"THE GOD WHO WEEPS: How Mormonism Makes Sense of Life," by Terryl and Fiona Givens, Ensign Peak, $19.99, 148 pages (nf)
As Mormons well know, a correct understanding of who God is can be just as important as believing that God is. "The God Who Weeps: How Mormonism Makes Sense of Life" looks in-depth at one of the most critical and misunderstood attributes of God — love.
The book is written by Terryl and Fiona Givens. Terryl Givens has written extensively on several Mormon topics, most recently co-authoring a landmark biography of LDS Apostle Parley P. Pratt. He currently holds the James A. Bostwick chair of English at the University of Richmond.
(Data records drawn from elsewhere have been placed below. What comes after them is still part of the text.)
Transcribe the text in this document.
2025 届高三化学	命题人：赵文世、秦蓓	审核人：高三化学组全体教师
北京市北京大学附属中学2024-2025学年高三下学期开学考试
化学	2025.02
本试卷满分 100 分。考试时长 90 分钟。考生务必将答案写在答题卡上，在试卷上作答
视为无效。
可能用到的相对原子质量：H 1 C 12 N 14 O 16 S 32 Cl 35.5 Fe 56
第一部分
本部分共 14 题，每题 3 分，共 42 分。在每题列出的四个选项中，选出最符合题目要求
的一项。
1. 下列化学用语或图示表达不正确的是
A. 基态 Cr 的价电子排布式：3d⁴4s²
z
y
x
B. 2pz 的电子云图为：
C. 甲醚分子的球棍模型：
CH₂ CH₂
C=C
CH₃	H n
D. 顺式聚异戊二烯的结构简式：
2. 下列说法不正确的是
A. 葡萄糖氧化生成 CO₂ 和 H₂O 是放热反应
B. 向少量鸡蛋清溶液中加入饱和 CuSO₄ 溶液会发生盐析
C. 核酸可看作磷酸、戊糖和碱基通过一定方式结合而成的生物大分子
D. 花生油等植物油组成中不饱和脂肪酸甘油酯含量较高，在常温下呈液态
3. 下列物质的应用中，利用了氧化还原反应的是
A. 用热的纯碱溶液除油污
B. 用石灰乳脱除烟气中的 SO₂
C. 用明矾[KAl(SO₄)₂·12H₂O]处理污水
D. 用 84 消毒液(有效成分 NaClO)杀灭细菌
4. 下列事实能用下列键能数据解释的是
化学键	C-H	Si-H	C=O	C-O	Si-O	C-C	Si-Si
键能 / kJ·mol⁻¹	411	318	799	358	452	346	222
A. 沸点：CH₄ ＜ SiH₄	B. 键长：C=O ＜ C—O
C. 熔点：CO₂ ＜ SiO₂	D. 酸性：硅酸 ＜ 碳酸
Fiona Givens hold a Master of Arts in European History and while she has worked with her husband on previous books, this is her first time sharing a byline. Most recently, she led the French language program at Patrick Henry High School.
Together, Terry and Fiona have produced a thoughtful work that makes antiquated the notion women are the Christians and men the scriptorians.
The "God Who Weeps" is equally fulfilling to academic and layman alike. The book explores “five propositions pertaining to who presides over this universe, where we came from, why we are here, and what might await us” in the next life.
As the husband and wife team examines what God's love means for each of us, they manage to assuage the guilt of those who question while concurrently helping believers understand just how great a statement of character it truly is to believe.
They write, “What we choose to embrace, to be responsive to, is the purest reflection of who we are and what we love.”
Those who read this book will find it serves as a catalyst for pondering what it really means to believe in a God who “has a heart that beats in sympathy with human hearts.”